Thomas: Using a global system like this for product costing not only reduces product development costs, but it also greatly reduces the possibility of costs associated with recalls and non-compliance issues. When you’re sourcing the same raw materials on a global level and have downstream systems synced, you’re not only optimizing your procurement costs, but you’re making it easy to course-correct if something goes wrong or ingredients need to be changed or substituted around new regulations. If you’re using a supplier that meets the regulatory and claim requirements for multiple markets, you can manage multiple formulations and product lines as one entity instead of trying to manage oversight over many disconnected areas of the business.
Plus, there’s the overall risk of product recalls. The costs of non-compliance can be huge if you don’t have all your downstream systems aligned around global goods procurement and formulation. By using a PLM system, brands can leverage traceability down to the raw material level. It takes less time--and less money--to pinpoint issues, find where materials live across formulations, and make the necessary changes to respond to a recall issue.
Ready to automate you product development process, from idea to label? Download our PLM assessment checklist to find out.
Brands don’t often absorb those kind of costs until it’s too late or they’re in the thick of resolving a quality issue. Trace One Devex PLM can act as a safeguard against those costs by providing one global view into product data.
What ROI can companies that adopt a global recipe strategy expect to see with PLM?

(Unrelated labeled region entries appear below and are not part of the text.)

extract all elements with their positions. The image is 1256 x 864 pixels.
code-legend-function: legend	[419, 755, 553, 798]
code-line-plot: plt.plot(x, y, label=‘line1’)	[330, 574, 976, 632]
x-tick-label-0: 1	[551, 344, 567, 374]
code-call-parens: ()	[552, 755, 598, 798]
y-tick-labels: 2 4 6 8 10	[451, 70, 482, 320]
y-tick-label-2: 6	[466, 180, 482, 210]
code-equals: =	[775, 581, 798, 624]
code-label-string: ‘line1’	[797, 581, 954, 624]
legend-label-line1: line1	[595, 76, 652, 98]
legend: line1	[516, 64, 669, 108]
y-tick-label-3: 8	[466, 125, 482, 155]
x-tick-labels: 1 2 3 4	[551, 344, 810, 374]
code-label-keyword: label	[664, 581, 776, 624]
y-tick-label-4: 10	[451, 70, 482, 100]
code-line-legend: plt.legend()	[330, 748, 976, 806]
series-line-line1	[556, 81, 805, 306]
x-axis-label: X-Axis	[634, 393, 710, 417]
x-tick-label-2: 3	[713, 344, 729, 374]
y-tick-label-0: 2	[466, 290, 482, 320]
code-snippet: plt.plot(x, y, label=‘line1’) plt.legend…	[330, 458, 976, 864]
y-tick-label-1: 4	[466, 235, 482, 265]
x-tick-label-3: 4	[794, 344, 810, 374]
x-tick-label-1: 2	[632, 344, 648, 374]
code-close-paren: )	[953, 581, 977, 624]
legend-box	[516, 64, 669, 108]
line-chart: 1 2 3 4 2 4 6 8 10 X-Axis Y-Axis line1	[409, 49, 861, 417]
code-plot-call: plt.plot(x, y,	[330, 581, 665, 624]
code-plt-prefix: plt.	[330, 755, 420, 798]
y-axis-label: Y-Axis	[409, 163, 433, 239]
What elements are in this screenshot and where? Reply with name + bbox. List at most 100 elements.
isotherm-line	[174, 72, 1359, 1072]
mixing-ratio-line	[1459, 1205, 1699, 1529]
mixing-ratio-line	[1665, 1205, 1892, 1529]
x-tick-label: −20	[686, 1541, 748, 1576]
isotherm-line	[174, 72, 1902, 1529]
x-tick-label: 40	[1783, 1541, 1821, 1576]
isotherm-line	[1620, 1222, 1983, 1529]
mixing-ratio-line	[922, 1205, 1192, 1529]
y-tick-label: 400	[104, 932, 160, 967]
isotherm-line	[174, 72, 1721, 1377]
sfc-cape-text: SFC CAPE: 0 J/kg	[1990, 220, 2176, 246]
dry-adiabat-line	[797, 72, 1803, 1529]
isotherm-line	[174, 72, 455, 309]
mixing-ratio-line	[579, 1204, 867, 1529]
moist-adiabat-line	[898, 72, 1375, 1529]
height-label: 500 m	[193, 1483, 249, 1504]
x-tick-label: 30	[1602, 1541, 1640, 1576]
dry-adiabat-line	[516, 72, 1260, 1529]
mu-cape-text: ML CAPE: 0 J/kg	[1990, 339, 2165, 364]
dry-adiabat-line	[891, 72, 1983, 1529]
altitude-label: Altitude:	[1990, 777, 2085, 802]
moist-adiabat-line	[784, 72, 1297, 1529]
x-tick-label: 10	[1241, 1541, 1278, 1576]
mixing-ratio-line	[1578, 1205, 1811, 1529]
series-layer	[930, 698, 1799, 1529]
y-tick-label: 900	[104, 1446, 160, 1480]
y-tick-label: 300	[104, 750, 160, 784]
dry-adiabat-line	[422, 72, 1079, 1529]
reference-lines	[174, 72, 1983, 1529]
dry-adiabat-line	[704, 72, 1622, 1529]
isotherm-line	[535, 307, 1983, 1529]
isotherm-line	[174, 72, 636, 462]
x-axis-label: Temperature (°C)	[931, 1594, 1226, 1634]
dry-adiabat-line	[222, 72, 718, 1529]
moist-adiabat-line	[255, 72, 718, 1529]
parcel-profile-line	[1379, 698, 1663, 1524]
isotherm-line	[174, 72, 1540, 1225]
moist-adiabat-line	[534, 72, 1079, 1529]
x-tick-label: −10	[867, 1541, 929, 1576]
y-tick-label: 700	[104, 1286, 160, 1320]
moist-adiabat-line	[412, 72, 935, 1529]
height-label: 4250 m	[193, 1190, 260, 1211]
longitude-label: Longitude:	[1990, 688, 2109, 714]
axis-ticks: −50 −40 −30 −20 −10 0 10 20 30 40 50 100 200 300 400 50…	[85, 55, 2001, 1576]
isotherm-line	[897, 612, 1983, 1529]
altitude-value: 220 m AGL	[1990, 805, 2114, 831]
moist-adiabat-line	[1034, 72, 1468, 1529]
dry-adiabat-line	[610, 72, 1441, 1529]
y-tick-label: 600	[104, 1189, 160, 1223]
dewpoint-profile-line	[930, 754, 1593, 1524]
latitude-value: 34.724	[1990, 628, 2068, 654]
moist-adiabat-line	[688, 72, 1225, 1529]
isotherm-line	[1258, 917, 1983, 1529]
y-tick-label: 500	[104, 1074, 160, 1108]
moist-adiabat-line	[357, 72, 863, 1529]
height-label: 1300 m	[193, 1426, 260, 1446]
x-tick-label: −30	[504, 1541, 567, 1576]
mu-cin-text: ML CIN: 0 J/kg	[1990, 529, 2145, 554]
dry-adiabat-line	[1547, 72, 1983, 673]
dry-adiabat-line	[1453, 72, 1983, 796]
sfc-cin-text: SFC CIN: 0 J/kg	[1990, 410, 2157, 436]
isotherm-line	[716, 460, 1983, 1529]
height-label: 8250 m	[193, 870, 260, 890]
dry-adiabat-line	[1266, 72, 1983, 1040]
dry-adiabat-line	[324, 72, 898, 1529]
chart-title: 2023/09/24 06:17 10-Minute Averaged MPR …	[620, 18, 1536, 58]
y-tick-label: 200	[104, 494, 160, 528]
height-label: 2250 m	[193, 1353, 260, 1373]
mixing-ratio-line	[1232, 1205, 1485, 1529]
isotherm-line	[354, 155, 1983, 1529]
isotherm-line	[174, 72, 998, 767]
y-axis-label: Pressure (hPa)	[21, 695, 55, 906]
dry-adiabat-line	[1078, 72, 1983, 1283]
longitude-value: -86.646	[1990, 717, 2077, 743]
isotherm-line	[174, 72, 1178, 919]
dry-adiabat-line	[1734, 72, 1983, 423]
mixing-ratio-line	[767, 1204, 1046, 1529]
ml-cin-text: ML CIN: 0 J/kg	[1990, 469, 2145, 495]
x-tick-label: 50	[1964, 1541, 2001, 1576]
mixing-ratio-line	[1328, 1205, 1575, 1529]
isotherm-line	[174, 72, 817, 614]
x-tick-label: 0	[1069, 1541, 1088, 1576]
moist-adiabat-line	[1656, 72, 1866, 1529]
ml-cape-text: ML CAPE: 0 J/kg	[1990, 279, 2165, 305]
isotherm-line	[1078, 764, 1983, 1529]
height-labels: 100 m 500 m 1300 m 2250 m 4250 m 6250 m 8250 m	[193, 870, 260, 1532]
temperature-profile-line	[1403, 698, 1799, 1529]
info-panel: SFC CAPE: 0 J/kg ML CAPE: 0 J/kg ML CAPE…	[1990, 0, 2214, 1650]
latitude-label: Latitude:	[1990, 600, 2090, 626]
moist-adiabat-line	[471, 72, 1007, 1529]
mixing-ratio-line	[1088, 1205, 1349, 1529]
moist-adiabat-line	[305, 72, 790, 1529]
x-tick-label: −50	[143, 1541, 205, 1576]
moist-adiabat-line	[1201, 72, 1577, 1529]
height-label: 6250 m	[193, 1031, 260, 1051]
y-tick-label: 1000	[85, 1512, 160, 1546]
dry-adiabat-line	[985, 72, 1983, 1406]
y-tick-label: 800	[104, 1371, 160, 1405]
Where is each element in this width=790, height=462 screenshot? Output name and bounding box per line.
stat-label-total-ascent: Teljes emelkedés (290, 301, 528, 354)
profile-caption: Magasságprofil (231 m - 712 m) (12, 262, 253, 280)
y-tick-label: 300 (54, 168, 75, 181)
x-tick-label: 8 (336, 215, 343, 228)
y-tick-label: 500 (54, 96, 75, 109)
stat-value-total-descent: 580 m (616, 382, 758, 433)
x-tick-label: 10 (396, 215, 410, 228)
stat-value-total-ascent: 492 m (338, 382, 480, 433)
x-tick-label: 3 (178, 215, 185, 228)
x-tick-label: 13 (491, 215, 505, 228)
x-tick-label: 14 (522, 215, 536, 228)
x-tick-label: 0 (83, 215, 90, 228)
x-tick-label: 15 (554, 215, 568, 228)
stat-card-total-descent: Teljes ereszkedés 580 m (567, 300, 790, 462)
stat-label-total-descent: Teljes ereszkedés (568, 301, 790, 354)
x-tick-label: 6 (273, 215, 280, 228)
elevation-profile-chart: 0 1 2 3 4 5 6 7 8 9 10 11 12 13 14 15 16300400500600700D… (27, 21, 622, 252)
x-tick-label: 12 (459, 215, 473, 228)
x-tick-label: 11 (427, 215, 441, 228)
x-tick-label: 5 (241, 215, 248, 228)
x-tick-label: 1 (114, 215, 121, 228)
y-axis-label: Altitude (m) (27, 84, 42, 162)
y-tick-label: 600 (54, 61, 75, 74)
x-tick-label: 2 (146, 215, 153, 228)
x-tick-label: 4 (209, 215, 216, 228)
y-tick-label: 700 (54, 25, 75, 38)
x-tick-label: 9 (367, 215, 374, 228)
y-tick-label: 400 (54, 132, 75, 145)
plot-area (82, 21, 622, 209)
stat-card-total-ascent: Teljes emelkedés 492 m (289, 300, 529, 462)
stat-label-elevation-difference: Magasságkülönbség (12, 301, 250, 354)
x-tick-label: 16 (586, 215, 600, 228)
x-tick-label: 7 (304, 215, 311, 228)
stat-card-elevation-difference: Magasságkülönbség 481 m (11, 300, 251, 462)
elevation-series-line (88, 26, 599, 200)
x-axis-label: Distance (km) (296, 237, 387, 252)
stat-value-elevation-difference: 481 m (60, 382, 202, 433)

Thomas: Well first, let’s be honest: PLM is not an inexpensive technology. There is a cost of entry to use a system like this, and it’s a multi-functional system that must be viewed as an enterprise-level IT investment.
Once companies start working on product pricing and SKUs as one collaborative workstream; however, they will start to see major savings when it comes to purchasing and procuring materials and significant process changes when harmonizing raw materials. Many companies see paybacks sometimes in six months. Sometimes it’s closer to a year, depending on the company’s budget and business process needs. Although it’s an enterprise tool, budgeting for a PLM implementation can be a lot easier than many brands think.
Overall, what we see is that brands may initially bring Trace One Devex PLM on to facilitate one area of the business or sub-process, like ingredient management, and see significant time and cost savings in that area. Once those savings are realized, other departments start asking to use the system. The benefits and level of data visibility across the enterprise then begin to snowball, making it even easier to start using PLM to power a global pricing strategy.